The Development of Natural Language Processing (NLP) - How Has It Evolved?

It wasn't until 1979 that another big step was taken, and it was in that year that the first simple English "chatbot" was born.

In 1984, IBM's new product, Chatterbox, was able to communicate with people in natural language. It used an early version of the conversation management system to filter out uninteresting conversations for users.

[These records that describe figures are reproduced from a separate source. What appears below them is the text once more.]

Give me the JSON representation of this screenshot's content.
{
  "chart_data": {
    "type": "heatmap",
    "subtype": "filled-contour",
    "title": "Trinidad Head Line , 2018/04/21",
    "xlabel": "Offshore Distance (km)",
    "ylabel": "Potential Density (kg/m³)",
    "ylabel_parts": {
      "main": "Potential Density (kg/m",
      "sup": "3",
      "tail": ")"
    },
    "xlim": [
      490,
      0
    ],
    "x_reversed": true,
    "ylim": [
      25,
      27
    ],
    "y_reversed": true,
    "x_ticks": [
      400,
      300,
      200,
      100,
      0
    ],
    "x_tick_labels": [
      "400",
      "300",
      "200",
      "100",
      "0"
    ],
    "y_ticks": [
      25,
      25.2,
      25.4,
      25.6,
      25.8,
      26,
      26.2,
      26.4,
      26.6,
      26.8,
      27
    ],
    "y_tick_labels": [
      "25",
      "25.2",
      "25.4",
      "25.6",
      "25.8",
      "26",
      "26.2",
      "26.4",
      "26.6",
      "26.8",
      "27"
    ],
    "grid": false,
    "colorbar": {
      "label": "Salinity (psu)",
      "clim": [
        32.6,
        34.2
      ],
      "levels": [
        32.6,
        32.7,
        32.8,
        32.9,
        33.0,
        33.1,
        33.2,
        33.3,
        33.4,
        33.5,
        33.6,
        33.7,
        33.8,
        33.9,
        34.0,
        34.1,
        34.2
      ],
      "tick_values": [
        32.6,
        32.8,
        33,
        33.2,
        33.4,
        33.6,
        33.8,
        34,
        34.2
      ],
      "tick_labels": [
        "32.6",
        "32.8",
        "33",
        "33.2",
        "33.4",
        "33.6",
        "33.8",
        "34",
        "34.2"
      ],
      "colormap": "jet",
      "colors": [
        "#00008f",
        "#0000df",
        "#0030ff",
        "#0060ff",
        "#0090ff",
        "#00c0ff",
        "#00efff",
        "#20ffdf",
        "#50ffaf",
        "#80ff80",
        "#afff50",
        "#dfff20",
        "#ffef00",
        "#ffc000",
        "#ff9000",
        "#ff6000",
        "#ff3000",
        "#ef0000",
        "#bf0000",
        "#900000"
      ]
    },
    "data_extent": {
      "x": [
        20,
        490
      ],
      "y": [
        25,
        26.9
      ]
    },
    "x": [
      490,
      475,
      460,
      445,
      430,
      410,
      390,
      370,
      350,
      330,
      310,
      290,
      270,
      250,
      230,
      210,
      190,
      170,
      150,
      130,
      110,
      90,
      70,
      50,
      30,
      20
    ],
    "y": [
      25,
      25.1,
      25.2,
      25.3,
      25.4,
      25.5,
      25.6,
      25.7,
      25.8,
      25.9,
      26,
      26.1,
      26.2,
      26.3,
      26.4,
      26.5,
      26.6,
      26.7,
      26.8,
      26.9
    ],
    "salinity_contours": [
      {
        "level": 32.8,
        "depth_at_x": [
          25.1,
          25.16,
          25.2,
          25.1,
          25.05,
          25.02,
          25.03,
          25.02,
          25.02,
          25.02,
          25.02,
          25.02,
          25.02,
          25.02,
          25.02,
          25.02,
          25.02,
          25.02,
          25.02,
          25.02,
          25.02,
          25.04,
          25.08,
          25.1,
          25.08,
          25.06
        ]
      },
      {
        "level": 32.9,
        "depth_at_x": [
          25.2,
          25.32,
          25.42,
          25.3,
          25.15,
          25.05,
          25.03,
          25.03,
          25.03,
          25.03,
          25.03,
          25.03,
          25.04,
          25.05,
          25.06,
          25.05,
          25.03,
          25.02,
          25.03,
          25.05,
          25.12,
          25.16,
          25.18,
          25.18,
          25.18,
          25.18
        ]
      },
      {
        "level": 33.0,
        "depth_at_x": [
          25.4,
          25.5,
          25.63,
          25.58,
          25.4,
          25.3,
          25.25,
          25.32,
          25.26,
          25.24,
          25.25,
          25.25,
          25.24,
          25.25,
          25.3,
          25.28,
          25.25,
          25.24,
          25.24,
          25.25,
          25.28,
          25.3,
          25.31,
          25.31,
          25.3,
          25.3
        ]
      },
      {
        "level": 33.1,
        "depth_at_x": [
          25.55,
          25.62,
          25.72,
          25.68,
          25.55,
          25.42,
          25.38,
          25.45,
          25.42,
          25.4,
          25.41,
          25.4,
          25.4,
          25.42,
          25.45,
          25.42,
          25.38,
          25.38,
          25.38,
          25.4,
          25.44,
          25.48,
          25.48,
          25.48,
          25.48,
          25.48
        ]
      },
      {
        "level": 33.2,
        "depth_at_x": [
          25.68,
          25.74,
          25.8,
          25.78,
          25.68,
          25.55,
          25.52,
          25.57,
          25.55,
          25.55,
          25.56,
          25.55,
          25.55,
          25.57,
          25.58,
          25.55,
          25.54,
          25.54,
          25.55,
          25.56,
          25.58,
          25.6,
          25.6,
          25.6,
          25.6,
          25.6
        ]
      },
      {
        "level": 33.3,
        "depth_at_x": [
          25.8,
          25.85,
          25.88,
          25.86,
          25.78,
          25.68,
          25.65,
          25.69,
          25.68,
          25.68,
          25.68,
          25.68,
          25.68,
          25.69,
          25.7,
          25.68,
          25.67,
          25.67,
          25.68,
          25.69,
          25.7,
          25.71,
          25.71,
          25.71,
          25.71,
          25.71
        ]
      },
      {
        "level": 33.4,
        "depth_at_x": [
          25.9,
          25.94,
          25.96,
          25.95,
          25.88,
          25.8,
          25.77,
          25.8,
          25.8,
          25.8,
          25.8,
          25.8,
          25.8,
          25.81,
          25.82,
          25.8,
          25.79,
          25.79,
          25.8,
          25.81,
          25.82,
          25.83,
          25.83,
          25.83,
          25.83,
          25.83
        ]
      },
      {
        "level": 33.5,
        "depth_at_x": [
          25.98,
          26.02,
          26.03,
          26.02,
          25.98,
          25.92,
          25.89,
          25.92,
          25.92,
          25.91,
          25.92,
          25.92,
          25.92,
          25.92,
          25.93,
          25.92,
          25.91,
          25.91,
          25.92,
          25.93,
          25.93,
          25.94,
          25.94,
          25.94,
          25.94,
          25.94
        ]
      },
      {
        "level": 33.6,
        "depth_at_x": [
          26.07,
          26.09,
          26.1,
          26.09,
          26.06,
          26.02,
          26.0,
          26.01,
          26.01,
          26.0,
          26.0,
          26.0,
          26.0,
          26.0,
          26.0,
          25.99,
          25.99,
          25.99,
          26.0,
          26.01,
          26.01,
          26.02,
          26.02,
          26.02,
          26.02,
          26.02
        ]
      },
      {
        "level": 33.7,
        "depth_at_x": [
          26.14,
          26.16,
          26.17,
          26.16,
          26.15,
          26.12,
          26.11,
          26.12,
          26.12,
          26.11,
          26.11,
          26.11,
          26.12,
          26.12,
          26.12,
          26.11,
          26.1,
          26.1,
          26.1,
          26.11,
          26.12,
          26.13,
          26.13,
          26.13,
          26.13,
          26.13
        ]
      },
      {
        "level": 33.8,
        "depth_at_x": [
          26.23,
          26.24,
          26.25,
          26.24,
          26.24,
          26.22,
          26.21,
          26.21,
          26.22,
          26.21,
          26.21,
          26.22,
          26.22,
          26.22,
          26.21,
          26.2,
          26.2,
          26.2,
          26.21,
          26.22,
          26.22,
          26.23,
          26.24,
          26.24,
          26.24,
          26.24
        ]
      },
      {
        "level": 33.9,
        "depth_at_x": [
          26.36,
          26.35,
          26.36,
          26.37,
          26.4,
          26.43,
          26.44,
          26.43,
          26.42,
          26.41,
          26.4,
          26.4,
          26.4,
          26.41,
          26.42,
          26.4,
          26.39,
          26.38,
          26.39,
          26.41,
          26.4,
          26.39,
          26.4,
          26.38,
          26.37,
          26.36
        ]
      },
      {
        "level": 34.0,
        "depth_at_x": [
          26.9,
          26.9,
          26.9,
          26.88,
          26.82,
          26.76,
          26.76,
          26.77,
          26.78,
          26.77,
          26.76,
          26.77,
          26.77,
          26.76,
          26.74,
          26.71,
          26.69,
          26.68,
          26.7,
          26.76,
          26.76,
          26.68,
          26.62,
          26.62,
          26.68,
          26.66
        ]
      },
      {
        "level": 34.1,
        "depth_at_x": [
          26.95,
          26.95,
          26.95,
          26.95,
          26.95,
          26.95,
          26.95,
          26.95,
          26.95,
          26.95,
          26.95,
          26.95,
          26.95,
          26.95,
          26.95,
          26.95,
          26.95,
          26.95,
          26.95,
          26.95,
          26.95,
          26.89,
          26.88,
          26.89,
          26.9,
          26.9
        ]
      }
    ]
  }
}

Later, in 1987, Robert Schank created a program called PARRY that was able to have conversations with psychiatrists, but could not answer questions about his own life.

In 1990, ELIZA and Parry were considered insignificant examples of artificial intelligence because they used simple pattern matching techniques that could not truly think or understand natural language like humans. We still cannot create a chatbot that can convincingly pass the Turing test.

In 1994, statistical machine translation made a significant breakthrough in natural language processing, allowing machines to read 400 times faster than humans, but still not as fast as human translation.

A few years later, in 1997, natural language processing made a significant breakthrough by introducing an algorithm for parsing and understanding speech, which is known as one of the significant achievements in the field of artificial intelligence.

In 2006, Google launched a translation feature that does not require human intervention. This feature uses statistical machine learning to translate words from over 60 languages into other languages by reading millions of texts. In the following years, the algorithm has been improved, and now Google Translate can translate over 100 languages.

In 2010, IBM announced the development of a system called Watson, which can understand problems in natural language and then use artificial intelligence to provide answers based on information provided by Wikipedia.

In 2013, Microsoft launched a chatbot called Tay. It was created to learn from interactions with humans on Twitter and other platforms, in order to engage people online, but not long after, the robot began publishing offensive content, causing it to shut down after 16 hours of existence.

Now, in 2021, the hype of machine learning has reached its peak.

What are the limitations of Natural Language Processing (NLP)?

One of them is to improve natural language processing in interactive dialogue systems, which includes knowledge-based dialogue and dialogue proxies, such as Siri or Alexa - the assistants we use every day. However, there is still a long way to go before they can react like humans.

Another limitation is that most machine learning algorithms are not intended for real-time situations such as chatbots, but rather for offline processing of datasets with a large number of input variables and training datasets - which means there is still no way to predict future events or every possible scenario.

What do we want to achieve through natural language processing (NLP)?

Scientists hope to create algorithms that can understand the meaning and intent of sentences, and use as few words as possible. They plan to create an algorithm that can grasp the meaning and intention of sentences in order to extract information from them. That's why there are still no limitations to the goals we want to achieve through natural language processing, as long as it supports activities in human daily life. They said that developing NLP (Natural Language Processing) is very helpful for humans in their daily lives. There are some threats behind the development of NLP, but there are also many opportunities.

Natural language processing helps people speak and read more fluently in their daily lives, and enables them to type faster than they can write sentences on a keyboard. But one of the main threats is that some experts say developing natural language processing will make humans unemployed because they will be replaced by machines.

However, some people also say that natural language processing will bring new jobs and opportunities to humanity because it is too complex. This means that as long as the development of NLP supports activities in human daily life, we may be able to find the boundary between limitations and freedom through this technology.